MENADIONE-INDUCED CYTOTOXICITY IN RAT PLATELETS - ABSENCE OF THE DETOXIFYING ENZYME, QUINONE REDUCTASE

The elevation of intracellular Ca2+ in various tissue through oxidative stress induced by menadione has been well documented. Increase of Ca2+ level in platelets results in aggregation of platelets. To test the hypothesis that menadione-induced Ca2+ elevations can play a role in platelet aggregation, we have studied the effect of menadione on aggregation of platelets isolated from female rats.
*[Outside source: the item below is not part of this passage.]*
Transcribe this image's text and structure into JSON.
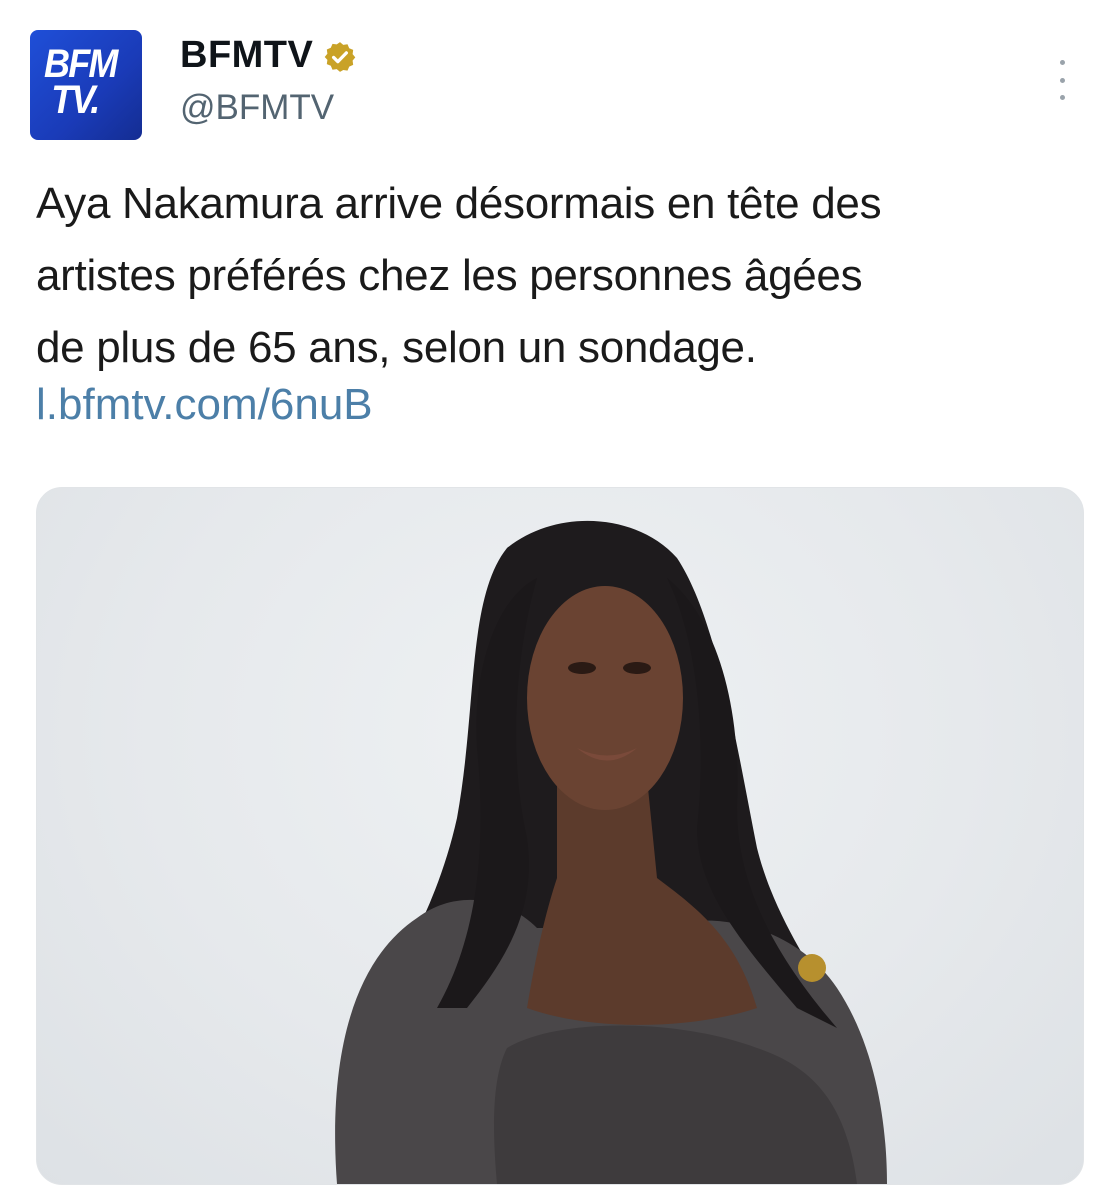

Treatment with menadione to platelet rich plasma (PRP), which proved to be an adequate system, appeared to induce dose-dependent turbidity changes of platelets up to 60%, as determined by aggregometry. However, exposure of PRP to menadione leads to a loss of cell viability, as measured by lactate dehydrogenase (LDH) leakage, suggesting that menadione might induce cell lysis rather than aggregation of platelets. Turbidity changes induced by menadione were unaffected by addition of dicoumarol, which is a quinone reductase (QR) inhibitor. Consistent with these findings, no activity of QR was detected in any subcellular fractions of platelets. These data, which indicate an absence of the QR detoxifying pathway, suggest that platelets may be more susceptible to menadione-induced cytotoxicity than certain other cell, such as hepatocytes.